Vorsicht bei unerlaubten Arbeitnehmerüberlassung – zusätzliche Haftung für Sozialkassenbeiträge des Verleihers
Das BAG musste sich mit folgendem Sachverhalt auseinandersetzen: Der Kläger ist die gemeinsame Einrichtung der Tarifvertragsparteien des Baugewerbes (Soka-Bau). Er macht gegenüber der Beklagten – einem polnischen Bauunternehmen – Beiträge zur Sozialkasse nach dem Tarifvertrag über das Sozialkassenverfahren im Baugewerbe (VTV) geltend nachdem die deutsche GmbH insolvent wurde.

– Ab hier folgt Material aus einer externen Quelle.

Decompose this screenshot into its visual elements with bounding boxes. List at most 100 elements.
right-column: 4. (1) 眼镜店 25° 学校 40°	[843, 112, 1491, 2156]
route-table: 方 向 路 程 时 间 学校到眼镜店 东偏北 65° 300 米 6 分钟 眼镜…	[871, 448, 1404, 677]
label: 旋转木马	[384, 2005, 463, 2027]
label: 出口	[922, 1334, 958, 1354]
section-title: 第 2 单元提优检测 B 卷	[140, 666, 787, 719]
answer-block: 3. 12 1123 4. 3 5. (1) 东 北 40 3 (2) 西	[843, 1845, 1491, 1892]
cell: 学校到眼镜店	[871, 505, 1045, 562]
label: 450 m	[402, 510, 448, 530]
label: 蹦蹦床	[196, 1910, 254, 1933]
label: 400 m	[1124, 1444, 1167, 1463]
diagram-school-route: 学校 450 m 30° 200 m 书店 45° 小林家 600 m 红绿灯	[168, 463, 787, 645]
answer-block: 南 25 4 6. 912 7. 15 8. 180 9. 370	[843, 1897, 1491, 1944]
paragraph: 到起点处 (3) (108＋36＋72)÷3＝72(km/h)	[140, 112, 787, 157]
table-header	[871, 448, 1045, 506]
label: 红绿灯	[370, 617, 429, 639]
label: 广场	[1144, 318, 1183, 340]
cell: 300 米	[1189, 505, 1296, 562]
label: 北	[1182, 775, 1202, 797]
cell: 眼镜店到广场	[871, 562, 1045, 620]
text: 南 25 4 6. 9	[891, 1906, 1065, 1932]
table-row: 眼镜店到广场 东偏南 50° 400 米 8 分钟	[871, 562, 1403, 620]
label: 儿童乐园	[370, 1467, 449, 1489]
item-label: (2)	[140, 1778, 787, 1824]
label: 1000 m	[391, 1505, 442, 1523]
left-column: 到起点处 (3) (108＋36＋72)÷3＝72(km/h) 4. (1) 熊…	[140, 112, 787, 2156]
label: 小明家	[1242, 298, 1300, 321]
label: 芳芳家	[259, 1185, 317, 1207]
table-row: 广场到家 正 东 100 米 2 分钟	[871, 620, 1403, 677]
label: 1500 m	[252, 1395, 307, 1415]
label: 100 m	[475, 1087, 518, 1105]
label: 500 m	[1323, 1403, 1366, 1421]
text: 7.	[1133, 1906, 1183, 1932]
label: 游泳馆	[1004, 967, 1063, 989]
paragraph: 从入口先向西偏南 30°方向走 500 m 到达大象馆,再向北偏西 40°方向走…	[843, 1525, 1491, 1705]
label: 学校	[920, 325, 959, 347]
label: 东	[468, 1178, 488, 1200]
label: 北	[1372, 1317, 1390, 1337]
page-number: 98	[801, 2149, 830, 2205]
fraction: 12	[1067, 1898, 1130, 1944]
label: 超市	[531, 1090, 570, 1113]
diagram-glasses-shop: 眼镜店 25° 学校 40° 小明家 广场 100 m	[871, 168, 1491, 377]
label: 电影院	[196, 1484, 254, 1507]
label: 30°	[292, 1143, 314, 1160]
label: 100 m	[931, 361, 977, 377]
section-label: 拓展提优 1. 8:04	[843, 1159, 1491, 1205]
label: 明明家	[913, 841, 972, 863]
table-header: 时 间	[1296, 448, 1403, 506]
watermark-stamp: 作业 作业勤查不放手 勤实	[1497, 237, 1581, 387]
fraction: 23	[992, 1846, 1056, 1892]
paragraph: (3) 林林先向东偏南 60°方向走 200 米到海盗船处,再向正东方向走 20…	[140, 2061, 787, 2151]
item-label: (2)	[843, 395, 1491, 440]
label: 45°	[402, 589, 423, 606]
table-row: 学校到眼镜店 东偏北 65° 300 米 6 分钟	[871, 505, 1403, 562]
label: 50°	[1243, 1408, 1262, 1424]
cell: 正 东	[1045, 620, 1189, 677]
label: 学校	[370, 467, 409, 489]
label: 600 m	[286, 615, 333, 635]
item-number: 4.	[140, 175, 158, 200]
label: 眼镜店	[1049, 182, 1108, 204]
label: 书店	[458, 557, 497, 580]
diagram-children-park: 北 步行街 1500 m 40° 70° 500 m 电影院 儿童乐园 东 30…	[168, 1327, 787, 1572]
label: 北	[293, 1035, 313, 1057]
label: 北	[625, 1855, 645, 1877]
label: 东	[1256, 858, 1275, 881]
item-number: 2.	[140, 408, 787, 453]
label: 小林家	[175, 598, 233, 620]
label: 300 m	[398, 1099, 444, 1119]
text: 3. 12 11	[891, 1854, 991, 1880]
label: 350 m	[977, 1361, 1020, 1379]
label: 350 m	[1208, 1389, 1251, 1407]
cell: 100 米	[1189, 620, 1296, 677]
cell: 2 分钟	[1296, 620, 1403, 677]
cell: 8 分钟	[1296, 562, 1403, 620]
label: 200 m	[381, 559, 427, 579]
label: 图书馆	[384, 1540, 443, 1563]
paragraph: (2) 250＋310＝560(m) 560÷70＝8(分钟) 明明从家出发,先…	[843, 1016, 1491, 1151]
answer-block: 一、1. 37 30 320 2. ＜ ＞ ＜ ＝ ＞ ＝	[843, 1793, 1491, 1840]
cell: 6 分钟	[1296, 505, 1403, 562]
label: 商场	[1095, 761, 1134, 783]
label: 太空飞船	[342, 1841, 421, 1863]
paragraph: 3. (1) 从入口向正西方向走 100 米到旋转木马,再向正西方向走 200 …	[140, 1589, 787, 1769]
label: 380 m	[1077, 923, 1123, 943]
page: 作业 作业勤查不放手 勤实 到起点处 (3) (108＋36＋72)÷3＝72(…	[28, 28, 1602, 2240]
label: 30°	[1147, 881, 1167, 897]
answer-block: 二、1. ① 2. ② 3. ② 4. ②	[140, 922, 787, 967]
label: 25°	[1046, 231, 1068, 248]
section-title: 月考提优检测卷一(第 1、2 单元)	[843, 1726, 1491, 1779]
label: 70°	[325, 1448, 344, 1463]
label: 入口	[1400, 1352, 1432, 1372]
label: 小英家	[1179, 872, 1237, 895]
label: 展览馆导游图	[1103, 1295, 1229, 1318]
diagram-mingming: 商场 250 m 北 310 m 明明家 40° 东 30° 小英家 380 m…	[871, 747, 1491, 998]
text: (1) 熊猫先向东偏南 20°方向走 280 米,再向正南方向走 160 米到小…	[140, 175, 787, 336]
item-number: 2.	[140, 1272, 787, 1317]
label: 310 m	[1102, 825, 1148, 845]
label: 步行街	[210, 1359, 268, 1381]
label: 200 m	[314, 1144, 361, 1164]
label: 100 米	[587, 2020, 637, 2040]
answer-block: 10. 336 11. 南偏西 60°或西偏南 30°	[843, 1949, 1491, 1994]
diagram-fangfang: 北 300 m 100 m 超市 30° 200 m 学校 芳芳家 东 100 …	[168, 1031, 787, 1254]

Die Beklagte hat entsandte Arbeitnehmer auf Baustellen einer deutschen Bau GmbH eingesetzt.
Dabei waren die polnischen Arbeitnehmer in vollem Umfang fachlich und organisatorisch in den Betrieb der deutschen Bau GmbH eingegliedert und unterlagen den Weisungen dieser. Über eine Erlaubnis zur Arbeitnehmerüberlassung verfügte die Beklagte nicht.
Somit lag ein Fall der unerlaubten Arbeitnehmerüberlassung vor.
Entscheidung: Das BAG gibt der Soka-Bau Recht und verurteilt die Beklagte, also dem polnischen Verleiher, zur Zahlung. Das Gericht stützt den Anspruch auf Zahlung von Sozialkassenbeiträgen auf § 1 Abs. 2a Arbeitnehmerentsendesetz alte Fassung (§ 8 Abs. 3 AEntG neue Fassung). Der Anspruch bestehe, da die Arbeitnehmer der polnischen Baufirma im Rahmen einer unzulässigen Arbeitnehmerüberlassung baugewerbliche Tätigkeiten in Deutschland ausgeübt habe.
Die Argumentation der Beklagten, dass die Arbeitsverhältnisse dem polnischen Recht unterlegen haben, lässt das BAG nicht gelten.
§ 1 Arbeitnehmerentsendegesetz alte Fassung sei zwingendes Recht. Im Übrigen greife § 1 Abs. 2a AEntG alte Fassung auch für Fälle der unerlaubten Arbeitnehmerüberlassung. Dafür führt das BAG den Wortlaut der Vorschrift ins Feld. Dass der Anwendungsbereich auf Fälle erlaubter Arbeitnehmerüberlassung beschränkt sei, lässt sich nicht aus den Gesetzesmaterialien herauslesen. Schließlich spreche Sinn und Zweck der Vorschrift für diese Auslegung. Das Arbeitnehmerentsendegesetz bezwecke nämliche die Schaffung und Durchsetzung angemessener Mindestarbeitsbedingungen für Arbeitnehmer, die grenzüberschreitend eingesetzt werden.
Auch der Einwand, dass zunächst der Verleiher – die deutsche GmbH – in Anspruch zu nehmen sei, greift vorliegend nach Auffassung des BAG nicht durch. Entscheidend sei, dass die deutsche Bau GmbH in Vermögensverfall geraten sei. Obgleich in Fällen unerlaubter Arbeitnehmerüberlassung ein Arbeitsverhältnis mit dem Entleiher (der deutschen GmbH) per Gesetz fingiert wird, kommt das BAG zu dem Ergebnis, dass eine zusätzliche Haftung des Verleihers für die Sozialkassenbeiträge besteht.